"Glad to hear it," said Leicester, with a wink to us.

"Yes;—'pon my life; I don't know when I ever spent so pleasant a one;" and, with a sort of chuckle to himself, Hurst filled a glass of punch.

"What did you think of Richard the Third?" said I.

"Oh! hang the play! there might have been six Richards in the field for all I can say: I was better engaged."

"Ay," said Fane, "I rather fancy you were."

"We had a very pleasant drive home," said I, willing to effect a diversion in favour of Leicester, who was puffing desperately at his cigar in a savage kind of silence;—"and a capital supper afterwards; I wish you had been with us."

"And I had a very jolly drive too: I got a gig, and galloped nearly all the way; and a very good supper, too, before I started; but I won't return your compliment; we were a very snug party without you. Upon my word, Leicester, your eldest cousin is one of the very nicest girls I ever met: the sort of person you get acquainted with at once, and so very lively and good-humoured—no nonsense about her."

"I'll make a point of letting her know your good opinion," replied Horace, in a tone conveying pretty plainly a rebuke of such presumption.
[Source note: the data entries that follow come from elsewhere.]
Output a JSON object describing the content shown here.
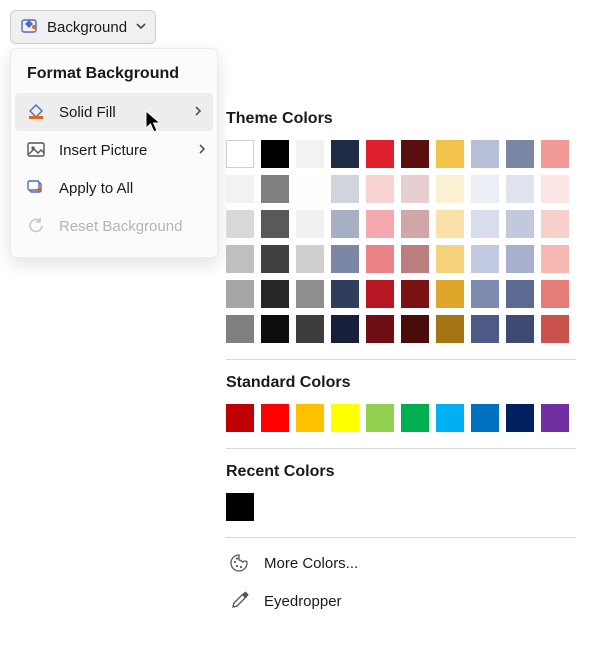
{
  "toolbar": {
    "background_label": "Background"
  },
  "menu": {
    "title": "Format Background",
    "items": [
      {
        "label": "Solid Fill",
        "has_submenu": true,
        "hovered": true
      },
      {
        "label": "Insert Picture",
        "has_submenu": true
      },
      {
        "label": "Apply to All"
      },
      {
        "label": "Reset Background",
        "disabled": true
      }
    ]
  },
  "flyout": {
    "theme_title": "Theme Colors",
    "theme_colors": [
      "#ffffff",
      "#000000",
      "#f2f2f2",
      "#1f2a44",
      "#e01f2d",
      "#5a0f0f",
      "#f3c34b",
      "#b7bfd6",
      "#7a86a3",
      "#f19a97",
      "#f2f2f2",
      "#808080",
      "#fdfdfd",
      "#d0d4df",
      "#f9d2d4",
      "#e8cfcf",
      "#fcf0d3",
      "#ebeef5",
      "#dfe3ed",
      "#fce6e5",
      "#d9d9d9",
      "#595959",
      "#f0f0f0",
      "#a7afc3",
      "#f3a9ad",
      "#d2a6a6",
      "#f9e1a7",
      "#d7ddec",
      "#c3c9dc",
      "#f9cfcc",
      "#bfbfbf",
      "#404040",
      "#cfcfcf",
      "#7c87a6",
      "#ec8288",
      "#bb7d7d",
      "#f5d27a",
      "#c2cbe2",
      "#a7b0cc",
      "#f5b8b3",
      "#a6a6a6",
      "#262626",
      "#8f8f8f",
      "#303d5c",
      "#b51823",
      "#7a1414",
      "#e0a52b",
      "#7e8bb0",
      "#5c6a92",
      "#e57c77",
      "#808080",
      "#0d0d0d",
      "#3d3d3d",
      "#16203b",
      "#6f0e14",
      "#4a0b0b",
      "#a37514",
      "#4d5a86",
      "#3e4a72",
      "#c9524c"
    ],
    "standard_title": "Standard Colors",
    "standard_colors": [
      "#c00000",
      "#ff0000",
      "#ffc000",
      "#ffff00",
      "#92d050",
      "#00b050",
      "#00b0f0",
      "#0070c0",
      "#002060",
      "#7030a0"
    ],
    "recent_title": "Recent Colors",
    "recent_colors": [
      "#000000"
    ],
    "more_colors_label": "More Colors...",
    "eyedropper_label": "Eyedropper"
  }
}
But it was lost upon Hurst.

"Probably you need not trouble yourself," said Fane: "I dare say he has let her know it himself already."

"No—really no"—said Hurst, as if deprecating anything so decided; "but Miss Leicester is a very nice girl; clever, I should say, decidedly; there's a shade of—one can hardly call it rusticity—about her manner; but I like it, myself—I like it."